One of the most frequent questions I get regarding the nature of the regional economies within North Dakota focuses on proper comparisons. The question boils down to a search for comparable peers, and while there are jokes to be made regarding nobody compares it is an excellent question.
So I start this process with a simple cluster analysis (k-means) looking only at the annual percentage change in farm and non-farm income from 2016 to 2017. The interesting constraint on this looks like it might be data. There are many suppression flags in the data set for counties based on disclosure concerns. However, all counties in the analysis include those grass categories.
There will be a need to look at levels and rates in the analysis at some point, but this seems to be a decent starting point. I set it up with three, four, and six clusters to see how groupings changed, it at all.
The three clusters give us an interesting outcome. There are two major clusters with several Bakken counties in an upper grouping. Then a group of others, and then two outliers on the negative side, Ramey and Oliver counties. To be clear the way the data are set up they could be growing, but are below the average performance of the other counties in the state.

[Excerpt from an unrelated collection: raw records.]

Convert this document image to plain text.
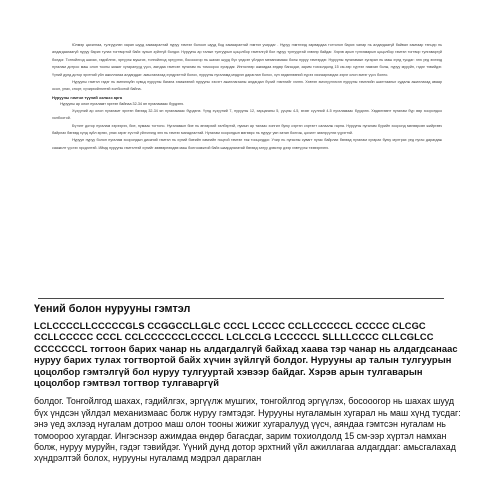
Юлмэр цахилгаа, тулгуурлэн харан шууд хамааралтай нуруу гэмтэл болоон шууд бод хамааралтай гэмтэл учирдаг . Нуруу гэмтлээд харвардаа тогтолон барих чанар нь алдагдаагүй байвал хамгаар тэнцэр нь алдагдаагаагүй нуруу барих тулах тогтвортой байх чухын зүйлгүй болдог. Нурууны ар талын тулгуурын цоцолбор гэмтэлгүй бол нуруу тулгууртай хэвэнр байдаг. Хэрэв арын түлхэмарын цоцолбор гэмтэл тогтвор тулгаваргүй болдог. Тонгойлгод шахах, гэдийлгэх, эргүүлж мушгих, тонгойлгод эргүүлэх, босооогор нь шахах шууд бүх үндсэн үйлдэл механизмаас болж нуруу гэмтэрдэг. Нурууны нугаламын хугарал нь маш хүнд тусдаг: энэ үед эхлээд нугалам дотроо маш олон тооны жижиг хугаралуүд үүсч, аяндаа гэмтсэн нугалам нь томоороо хугардаг. Ингэснээр ажимдаа өндөр багасдаг, зарим тохиолдолд 15 см-ээр хүртэл намхан болж, нуруу муруйн, гэдэг тэвийдэг. Үүний дунд дотор эрхтний үйл ажиллагаа алдагддаг: амьсгалахад хүндрэлтэй болох, нурууны нугаламд мэдрэл дараглан болох, хүн хөдөлгөөний хүрээ хязгаарлагдах зэрэг олон эмгэг үүсч болно.

Нурууны гэмтэл гэдэг нь эмнэлзүйн хувьд нурууны багана хэмжээний нурууны хэсэгт ажиллагааны алдагдал бүхий гэмтлийг хэлнэ. Хэвтэн эмчлүүлэгсэн нурууны гэмтлийн шалтгааныг судалж ажиллахад аваар осол, унах, спорт, хүчирхийлэлтэй холбоотой байна.

Нурууны гэмтэл түүний ээлжээ арга

Нурууны ар олон нугаламт эрхтэн байнаа 32-34 ян нугаламаас бүрдэнэ.

Хүзүүний ар олон нугаламт эрхтэн бөгөөд 32-34 ян нугаламаас бүрдэнэ. Үүнд хүзүүний 7, нурууны 12, харцаганы 5, ууцны 4-5, өгзөг сүүлний 4-5 нугаламаас бүрдэнэ. Хөдөлгөөнт нугалам бүр өөр хоорондоо холбоотой.

Бүтэлт дотор нугалам хэрээрээ, бие, нумаас тогтоно. Нугаламын бие нь өнхөрхий хэлбэртэй, нумын ар талаас хонгил буюу сэртэн сэртэлт салаалж гарна. Нурууны нугалам бүрийн хооронд мөгөөрсөн жийргэвч байрлах бөгөөд хүнд зүйл өргөх, унах зэрэг хүчтэй үйлчлэлд энэ нь гэмтэх магадлалтай. Нугалам хоорондын мөгөөрс нь нурууг уян хатан болгож, цохилт зөөлрүүлэх үүрэгтэй.

Нуруун нуруу болон нугалам хоорондын дискний гэмтэл нь хүний биеийн хамгийн ноцтой гэмтэл гэж тооцогддог. Учир нь нугасны сувагт нугас байрлах бөгөөд нугалам хугарах буюу мултрах үед нугас дарагдаж саажилт үүсгэх эрсдэлтэй. Иймд нурууны гэмтэлтэй хүнийг зөөвөрлөхдөө маш болгоомжтой байх шаардлагатай бөгөөд хатуу дэвсгэр дээр хэвтүүлж тээвэрлэнэ.

Үений болон нурууны гэмтэл

LCLCCCCLLCCCCCGLS CCGGCCLLGLC CCCL LCCCC CCLLCCCCCL CCCCC CLCGC CCLLCCCCC CCCL CCLCCCCCCLCCCCL LCLCCLG LCCCCCL SLLLLCCCC CLLCGLCC CCCCCCCL тогтоон барих чанар нь алдагдалгүй байхад хаава тэр чанар нь алдагдсанаас нуруу барих тулах тогтвортой байх хүчин зүйлгүй болдог. Нурууны ар талын тулгуурын цоцолбор гэмтэлгүй бол нуруу тулгууртай хэвээр байдаг. Хэрэв арын тулгаварын цоцолбор гэмтвэл тогтвор тулгаваргүй

болдог. Тонгойлгод шахах, гэдийлгэх, эргүүлж мушгих, тонгойлгод эргүүлэх, босооогор нь шахах шууд бүх үндсэн үйлдэл механизмаас болж нуруу гэмтэдэг. Нурууны нугаламын хугарал нь маш хүнд тусдаг: энэ үед эхлээд нугалам дотроо маш олон тооны жижиг хугаралууд үүсч, аяндаа гэмтсэн нугалам нь томоороо хугардаг. Ингэснээр ажимдаа өндөр багасдаг, зарим тохиолдолд 15 см-ээр хүртэл намхан болж, нуруу муруйн, гэдэг тэвийдэг. Үүний дунд дотор эрхтний үйл ажиллагаа алдагддаг: амьсгалахад хүндрэлтэй болох, нурууны нугаламд мэдрэл дараглан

When adding a fourth cluster the Bakken region distinguishes itself and really sets itself apart. The lower outliers remain in their own grouping again. In this case while it is not completely the case you almost have a vertical pecking with the highest being thought of as the best. Lastly we have six clusters.
The larger groupings stay the same at this point and the outliers are each in their own group. I do not like setting off individual observations on their own in these analyses (the goal is comparable peers after all) so I think less than 6 seems to be optimal. We also have another cluster of lower performers in this case (Cluster 1) in the above graph.
Further work will add in new variables and probably some levels as well because that is an important check on the North Dakota data typically (any of my former students reading this want to hazard a guess why?)